As I said, there’s a lot of research to be done, there’s a lot of time invested into the process. It isn’t just a case that we’ve got a firm that is based in Kent for example, with £50 million AUA, this turnover, this profit, and we email it out to lots of people and say, are you interested in buying it? That’s not how we work at all.
Instead, by getting to know the business, to really understand what they want by way of outcomes and also from our experience and knowledge, we can then go to the market and have a couple of conversations. It’ll only be a couple because we’ll know at that stage. We will then make some suggestions as to people who should potentially be spoken to and get their views on that detail.
Financial advice and planning businesses are all about people – and working with M&A situations is no different. We never forget that. We treat everyone involved, whether buyers or sellers, with the utmost respect and attention to detail that we believe such transactions deserve.
Coming up next month…
In next month’s edition of IFA Magazine, we bring you part two of the conversation between Brandon and Keith, where they discuss what good outcomes look like for both buyers and sellers of advice firms and also take a look under the bonnet to discover the key considerations that buyers and sellers need to take into account to achieve successful outcomes.
About Keith Brown:
Keith is CEO at Wealth Holdings. He is a performance-driven individual who likes to drive change, working collaboratively as part of a team.

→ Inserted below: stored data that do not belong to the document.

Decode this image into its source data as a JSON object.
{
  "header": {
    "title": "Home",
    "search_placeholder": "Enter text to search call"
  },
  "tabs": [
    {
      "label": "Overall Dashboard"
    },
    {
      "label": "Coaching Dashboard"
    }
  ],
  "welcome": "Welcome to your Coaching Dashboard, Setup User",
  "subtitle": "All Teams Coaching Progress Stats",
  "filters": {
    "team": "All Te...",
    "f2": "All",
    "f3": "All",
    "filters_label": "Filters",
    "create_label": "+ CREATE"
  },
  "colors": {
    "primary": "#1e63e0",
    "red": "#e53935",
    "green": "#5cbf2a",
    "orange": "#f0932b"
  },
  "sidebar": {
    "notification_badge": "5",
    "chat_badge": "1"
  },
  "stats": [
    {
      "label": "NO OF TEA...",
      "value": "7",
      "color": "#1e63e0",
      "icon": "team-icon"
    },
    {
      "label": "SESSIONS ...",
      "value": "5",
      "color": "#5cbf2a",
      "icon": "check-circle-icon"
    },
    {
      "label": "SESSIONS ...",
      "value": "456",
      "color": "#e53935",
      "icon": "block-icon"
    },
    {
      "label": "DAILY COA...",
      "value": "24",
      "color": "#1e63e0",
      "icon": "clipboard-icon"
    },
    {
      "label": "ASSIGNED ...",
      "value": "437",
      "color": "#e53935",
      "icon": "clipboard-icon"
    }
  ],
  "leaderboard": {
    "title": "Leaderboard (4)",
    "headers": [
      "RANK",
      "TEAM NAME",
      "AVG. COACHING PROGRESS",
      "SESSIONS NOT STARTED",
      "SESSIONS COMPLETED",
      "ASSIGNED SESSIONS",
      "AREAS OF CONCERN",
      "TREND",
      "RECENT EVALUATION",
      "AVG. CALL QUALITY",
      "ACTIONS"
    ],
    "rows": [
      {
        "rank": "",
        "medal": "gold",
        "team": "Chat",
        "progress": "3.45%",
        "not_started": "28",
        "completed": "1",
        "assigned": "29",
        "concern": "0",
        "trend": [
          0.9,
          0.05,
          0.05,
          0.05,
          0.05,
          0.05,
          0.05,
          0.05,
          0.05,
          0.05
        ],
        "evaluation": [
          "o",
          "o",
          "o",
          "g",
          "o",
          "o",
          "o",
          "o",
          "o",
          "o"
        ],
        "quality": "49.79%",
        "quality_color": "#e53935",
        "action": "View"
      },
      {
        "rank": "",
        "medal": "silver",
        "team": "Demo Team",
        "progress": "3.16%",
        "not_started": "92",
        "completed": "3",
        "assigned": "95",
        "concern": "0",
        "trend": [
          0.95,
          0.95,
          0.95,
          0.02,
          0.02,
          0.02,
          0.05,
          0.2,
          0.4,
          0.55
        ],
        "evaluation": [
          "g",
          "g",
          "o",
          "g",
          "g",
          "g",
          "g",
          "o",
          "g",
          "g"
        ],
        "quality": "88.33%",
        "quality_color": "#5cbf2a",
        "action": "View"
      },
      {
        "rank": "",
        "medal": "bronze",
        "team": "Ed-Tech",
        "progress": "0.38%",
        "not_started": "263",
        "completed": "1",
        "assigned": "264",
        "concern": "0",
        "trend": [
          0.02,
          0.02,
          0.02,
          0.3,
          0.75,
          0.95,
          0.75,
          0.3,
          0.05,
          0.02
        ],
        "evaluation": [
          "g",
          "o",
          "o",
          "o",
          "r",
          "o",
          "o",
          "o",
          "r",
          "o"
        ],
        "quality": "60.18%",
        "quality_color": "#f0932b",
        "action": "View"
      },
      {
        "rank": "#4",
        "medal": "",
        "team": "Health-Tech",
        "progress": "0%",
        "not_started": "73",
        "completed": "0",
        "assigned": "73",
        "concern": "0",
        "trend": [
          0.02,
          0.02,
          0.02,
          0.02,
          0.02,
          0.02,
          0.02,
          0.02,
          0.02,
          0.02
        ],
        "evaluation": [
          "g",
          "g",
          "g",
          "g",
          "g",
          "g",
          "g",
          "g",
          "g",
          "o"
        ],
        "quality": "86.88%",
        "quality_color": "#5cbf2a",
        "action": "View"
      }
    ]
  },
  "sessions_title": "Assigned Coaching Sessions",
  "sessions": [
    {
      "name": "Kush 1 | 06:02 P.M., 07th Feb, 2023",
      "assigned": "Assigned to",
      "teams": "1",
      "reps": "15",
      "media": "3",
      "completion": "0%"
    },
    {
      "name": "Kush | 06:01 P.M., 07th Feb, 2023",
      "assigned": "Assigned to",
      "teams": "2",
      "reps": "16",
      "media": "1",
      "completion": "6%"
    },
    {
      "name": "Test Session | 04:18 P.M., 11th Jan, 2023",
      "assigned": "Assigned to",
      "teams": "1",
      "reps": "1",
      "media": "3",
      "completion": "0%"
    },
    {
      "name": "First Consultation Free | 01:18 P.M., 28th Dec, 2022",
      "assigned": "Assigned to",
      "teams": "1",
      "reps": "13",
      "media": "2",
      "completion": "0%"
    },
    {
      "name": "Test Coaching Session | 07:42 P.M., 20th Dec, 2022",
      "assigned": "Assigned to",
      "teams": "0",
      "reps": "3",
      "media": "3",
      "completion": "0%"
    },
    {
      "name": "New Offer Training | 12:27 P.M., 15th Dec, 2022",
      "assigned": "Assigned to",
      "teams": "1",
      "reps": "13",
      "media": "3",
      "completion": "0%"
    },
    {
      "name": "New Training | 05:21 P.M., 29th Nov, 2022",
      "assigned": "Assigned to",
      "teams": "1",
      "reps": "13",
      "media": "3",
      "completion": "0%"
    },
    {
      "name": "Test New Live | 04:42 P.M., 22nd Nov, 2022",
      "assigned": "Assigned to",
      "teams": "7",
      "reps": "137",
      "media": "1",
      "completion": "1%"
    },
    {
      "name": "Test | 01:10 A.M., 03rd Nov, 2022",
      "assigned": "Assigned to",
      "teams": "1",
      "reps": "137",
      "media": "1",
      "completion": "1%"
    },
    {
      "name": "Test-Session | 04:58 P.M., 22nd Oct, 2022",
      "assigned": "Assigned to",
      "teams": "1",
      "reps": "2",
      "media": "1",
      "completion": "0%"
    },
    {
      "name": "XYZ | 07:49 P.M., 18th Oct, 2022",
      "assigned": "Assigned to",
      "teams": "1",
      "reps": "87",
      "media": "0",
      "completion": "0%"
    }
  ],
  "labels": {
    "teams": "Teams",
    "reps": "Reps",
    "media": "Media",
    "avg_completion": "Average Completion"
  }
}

He is an experienced financial services professional, having worked in the sector for almost 30 years as a Planner, Business Owner and Managing Director. Keith has held senior management and board positions including Group Training Director, National Operations Director and Head of Business Development for one of the fastest growing independent wealth management companies in the UK.
He has worked as part of a team to complete over 50 acquisitions and integration projects and has had strategic responsibility for planning and implementation of integration activity and processes.
Keith has displayed a track record of building and leading teams to achieve agreed targets and budgets.
He works with internal and external partners to achieve agreed success through a collaborative approach and pragmatic problem solving, building strong, professional relationships to deliver change management programs and manage complex relationships.